Tercatat hingga hari ini, mata uang garuda sudah terdepresiasi sebesar 6% lebih sepanjang tahun berjalan (year-to-date/YTD), menjadi salah satu yang terburuk di kawasan Asia Tenggara. Salah satu penyebabnya adalah defisit neraca perdagangan yang sudah mencapai US$2,8 miliar di sepanjang tahun 2018.
Dari data teranyar, defisit neraca perdagangan Bulan Mei 2018 mencapai US$1,52 miliar, atau nyaris seburuk Bulan April 2018 sebesar US$1,63 miliar. Sebagai catatan, defisit neraca perdagangan Bulan April 2018 merupakan yang terparah sejak 4 tahun silam.
Dengan ditahannya harga solar, konsumsi komoditas ini pun akan terus bertambah, karena harganya yang masih terjangkau. Alhasil, sebagai net importir minyak, Indonesia mau tidak mau akan terus meningkatkan impornya, untuk memenuhi tumbuhnya konsumsi tersebut.
Di saat harga minyak mentah global sedang menguat pesat, tentunya situasi ini akan semakin menambah beban bagi neraca perdagangan Indonesia. Sebagai informasi, harga minyak mentah jenis Brent, yang menjadi acuan di Benua Eropa, sudah menanjak sebesar 18,8% di sepanjang semester I-2018.
Dengan semakin membengkaknya defisit neraca perdagangan, tentunya defisit transaksi berjalan (Current Account Deficit/CAD) akan semakin parah. Padahal, neraca transaksi berjalan pada kuartal I-2018 sudah mencatat defisit US$ 5,5 miliar, atau 2,15% dari Produk Domestik Bruto (PDB).
Capaian itu melebar lebih dari dua kali lipat dibandingkan periode yang sama tahun sebelumnya. Apabila ditinjau dalam rentang waktu yang lebih panjang, transaksi berjalan pada tiga bulan awal tahun ini adalah yang terparah sejak kuartal I-2013.
Adanya akselerasi impor saat ini bahkan sudah diamini Bank Indonesia (BI) akan memaksa CAD di kuartal II-2018 berada di atas 2,5% PDB. "Kuartal dua memang ada akselerasi impor sehingga memang kami melihat transkasi berjalan di kuartal kedua bisa di atas 2,5% dan di bawah 3%," kata Deputi Gubernur Senior BI Mirza Adityaswara di hadapan wartawan hari Selasa (3/7/2018).

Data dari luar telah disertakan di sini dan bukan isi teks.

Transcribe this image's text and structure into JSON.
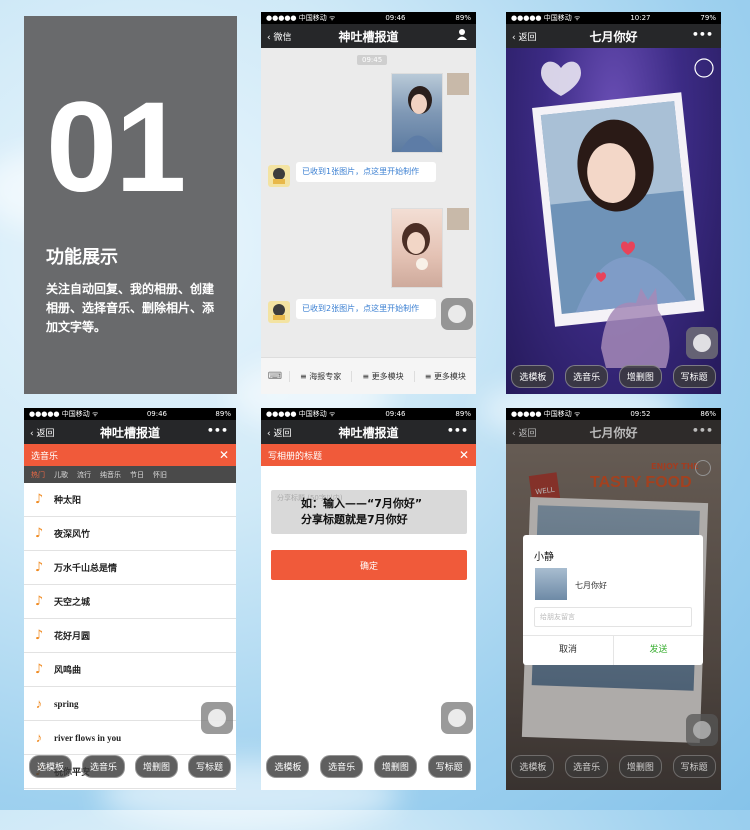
{
  "intro": {
    "number": "01",
    "title": "功能展示",
    "desc": "关注自动回复、我的相册、创建相册、选择音乐、删除相片、添加文字等。"
  },
  "status": {
    "carrier": "●●●●● 中国移动 ᯤ",
    "time_a": "09:46",
    "time_b": "10:27",
    "time_c": "09:52",
    "battery_a": "89%",
    "battery_b": "79%",
    "battery_c": "86%"
  },
  "chat": {
    "back": "微信",
    "title": "神吐槽报道",
    "timestamp": "09:45",
    "msg1": "已收到1张图片，点这里开始制作",
    "msg2": "已收到2张图片，点这里开始制作",
    "menu": [
      "海报专家",
      "更多模块",
      "更多模块"
    ]
  },
  "nav": {
    "back": "返回",
    "album_title": "七月你好",
    "more": "•••"
  },
  "toolbar": [
    "选模板",
    "选音乐",
    "增删图",
    "写标题"
  ],
  "music": {
    "bar_title": "选音乐",
    "categories": [
      "热门",
      "儿歌",
      "流行",
      "纯音乐",
      "节日",
      "怀旧"
    ],
    "songs": [
      "种太阳",
      "夜深风竹",
      "万水千山总是情",
      "天空之城",
      "花好月圆",
      "风鸣曲",
      "spring",
      "river flows in you",
      "祝你平安"
    ]
  },
  "titleedit": {
    "bar_title": "写相册的标题",
    "placeholder": "分享标题 (50字以内)",
    "hint": "如：输入——“7月你好”\n分享标题就是7月你好",
    "confirm": "确定"
  },
  "share": {
    "tag": "WELL",
    "subtitle": "ENJOY THE",
    "headline": "TASTY FOOD",
    "to": "小静",
    "album": "七月你好",
    "input_placeholder": "给朋友留言",
    "cancel": "取消",
    "send": "发送"
  },
  "colors": {
    "orange": "#f05a3a",
    "dark_nav": "#262729",
    "send_green": "#3cb034",
    "link_blue": "#3a7fd2"
  }
}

Dengan semakin banyaknya impor minyak, akibat ditahannya harga solar, badai impor akan semakin tidak terbandung. Defisit CAD bisa saja mengulang situasi di 2013 yang mencapai 4% PDB.

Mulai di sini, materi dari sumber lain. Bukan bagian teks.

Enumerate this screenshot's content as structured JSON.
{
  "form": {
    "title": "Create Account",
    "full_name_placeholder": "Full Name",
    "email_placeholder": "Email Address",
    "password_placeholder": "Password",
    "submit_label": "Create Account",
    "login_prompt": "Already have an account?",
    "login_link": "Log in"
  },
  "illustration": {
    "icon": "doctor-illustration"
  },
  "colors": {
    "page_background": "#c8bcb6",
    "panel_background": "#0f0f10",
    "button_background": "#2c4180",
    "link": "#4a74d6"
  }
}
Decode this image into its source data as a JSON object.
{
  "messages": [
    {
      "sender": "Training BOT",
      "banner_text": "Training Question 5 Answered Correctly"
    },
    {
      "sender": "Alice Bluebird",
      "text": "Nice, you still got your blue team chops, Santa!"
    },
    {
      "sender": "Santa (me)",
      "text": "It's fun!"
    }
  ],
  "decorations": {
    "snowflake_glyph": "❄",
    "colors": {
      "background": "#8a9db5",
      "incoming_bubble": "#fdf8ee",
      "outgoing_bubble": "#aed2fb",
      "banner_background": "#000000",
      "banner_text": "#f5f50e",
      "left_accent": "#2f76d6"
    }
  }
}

Seiring risiko melebarnya defisit transaksi berjalan ada di depan mata, pelaku pasar akhirnya akan mewaspadai risiko memburuknya defisit Neraca Pembayaran Indonesia (NPI). Rupiah pun jadi tidak memiliki pijakan untuk terapresiasi.
(RHG/dru) Next Article Mau CAD Turun? Ada Cara Susah, Tapi Ada yang Gampang Kok
Direktur Jenderal Minyak dan Gas Kementerian Energi dan Sumber Daya Mineral Djoko Siswanto mengatakan bahwa keputusan untuk mengusulkan tambahan subsidi solar tak lepas dari realisasi subsidi di 2018 yang saat ini rata-ratanya mencapai Rp 2.000 liter.
"Kami usulkan Rp 1.500-Rp 2.000 per liter karena realisasi rata-rata sudah Rp 2.000 per liter," kata Djoko di gedung parlemen, Selasa (3/7/2018).
Di satu sisi, kebijakan ini sebenarnya berpotensi menekan angka inflasi dalam jangka pendek. Tak dapat dipungkiri bahwa naik-turunnya inflasi memang sangat dipengaruhi oleh naik-turunnya harga BBM (Bahan Bakar Minyak), yang memang memengaruhi hajat hidup masyarakat bagaikan "candu" dalam perekonomian.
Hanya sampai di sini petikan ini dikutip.